On June 4, Crough will turn 42. Edmonton’s 2022 regular schedule begins a week later, when the Elks visit the B.C. Lions in Vancouver on June 11.

“Someone said to me I’ll be the oldest rookie in professional football history if I was to play,” Crough notes with a smile.

Age is just one part of the former Australian Rules Football player’s unique story. The latest chapter finds the Ballarat, Australia, product in Alberta for a second time, a decade after his first attempt at the CFL, in 2012 with the Stampeders.

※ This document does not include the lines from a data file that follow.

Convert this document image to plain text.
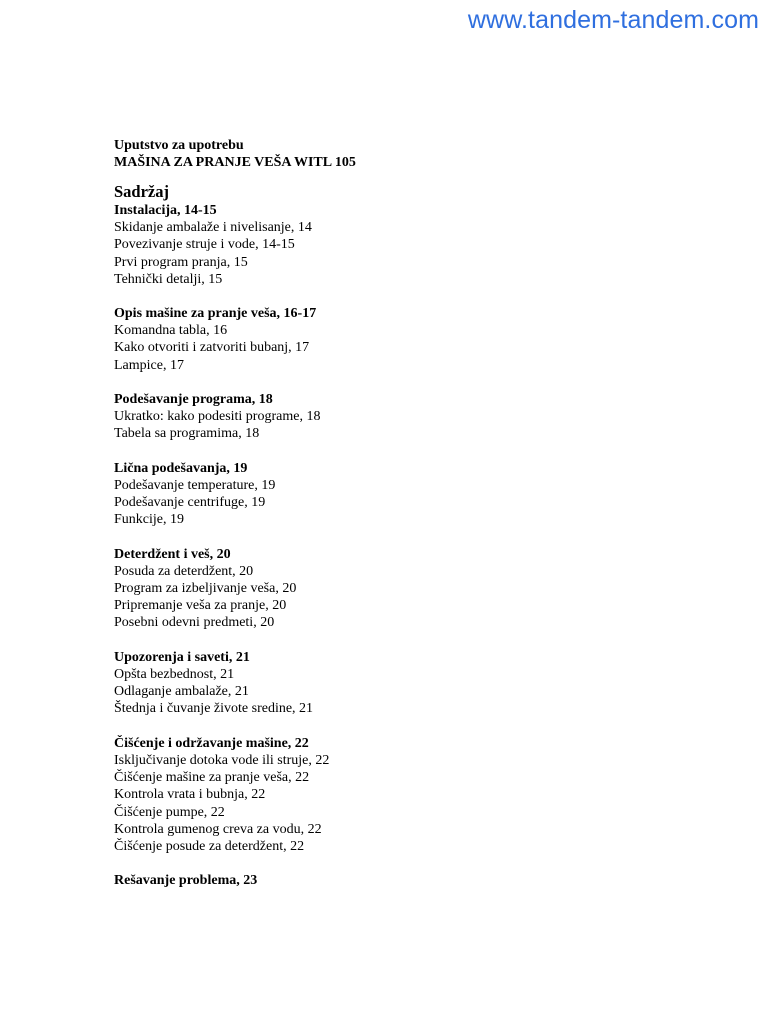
www.tandem-tandem.com
Uputstvo za upotrebu
MAŠINA ZA PRANJE VEŠA WITL 105
Sadržaj
Instalacija, 14-15
Skidanje ambalaže i nivelisanje, 14
Povezivanje struje i vode, 14-15
Prvi program pranja, 15
Tehnički detalji, 15
Opis mašine za pranje veša, 16-17
Komandna tabla, 16
Kako otvoriti i zatvoriti bubanj, 17
Lampice, 17
Podešavanje programa, 18
Ukratko: kako podesiti programe, 18
Tabela sa programima, 18
Lična podešavanja, 19
Podešavanje temperature, 19
Podešavanje centrifuge, 19
Funkcije, 19
Deterdžent i veš, 20
Posuda za deterdžent, 20
Program za izbeljivanje veša, 20
Pripremanje veša za pranje, 20
Posebni odevni predmeti, 20
Upozorenja i saveti, 21
Opšta bezbednost, 21
Odlaganje ambalaže, 21
Štednja i čuvanje živote sredine, 21
Čišćenje i održavanje mašine, 22
Isključivanje dotoka vode ili struje, 22
Čišćenje mašine za pranje veša, 22
Kontrola vrata i bubnja, 22
Čišćenje pumpe, 22
Kontrola gumenog creva za vodu, 22
Čišćenje posude za deterdžent, 22
Rešavanje problema, 23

Crough never appeared in a game for Calgary; he was released by the Stamps after injuring his back in training camp. He did, however, make an impression on Elks head coach and general manager Chris Jones, who around that time was Calgary’s defensive coordinator and assistant director of player personnel.

“(Jones) reached out to me a couple of months ago, just to ask if I could still punt the ball,” Crough says. “At that stage I wasn’t too sure, but I quickly came to the realization that I could still do it, despite my age. I guess punting’s a skill that you can carry into your older years, so I decided to have a go at it because it’s an opportunity that ill never get again.”

Crough has been working in the painting and decorating industry. Before Jones called, he hadn’t given a thought to giving football another shot.

“I think it had been about six or seven years since I had punted a football,” the six-foot-four, 225-pounder says. “I went looking for a couple of my old CFL balls which had disintegrated in that time. But I went through an academy, Prokick Australia, and the muscle memory is all still there.”

Still, Crough’s decision to come to Edmonton wasn’t easy, as it potentially means several months being apart from his wife and their son, Leo, who just turned one.

“it’s hard,” Crough says. “Obviously he’s young enough that he doesn’t comprehend what’s going on. He’s at the age where it wasn’t going to disrupt him at school, so it was the time to do it.

“I’ve got so much some support back home from my wife. She’s been amazing, she’s handling everything back there, so my job is just to kick the ball as well as I can.”

Of the around 100 players in training camp, Crough is the oldest by more than five years. But so what if some were only a few months old in 2001 when Crough was the Best and Fairest Award winner in the Central Highlands Football League? He’s having the time of his midlife.

“I’ve had more fun here in (less than) a week than I had at Calgary,” says Crough. “I think now being older, I’m not putting as much pressure on myself and it’s going to be a free swing at it.”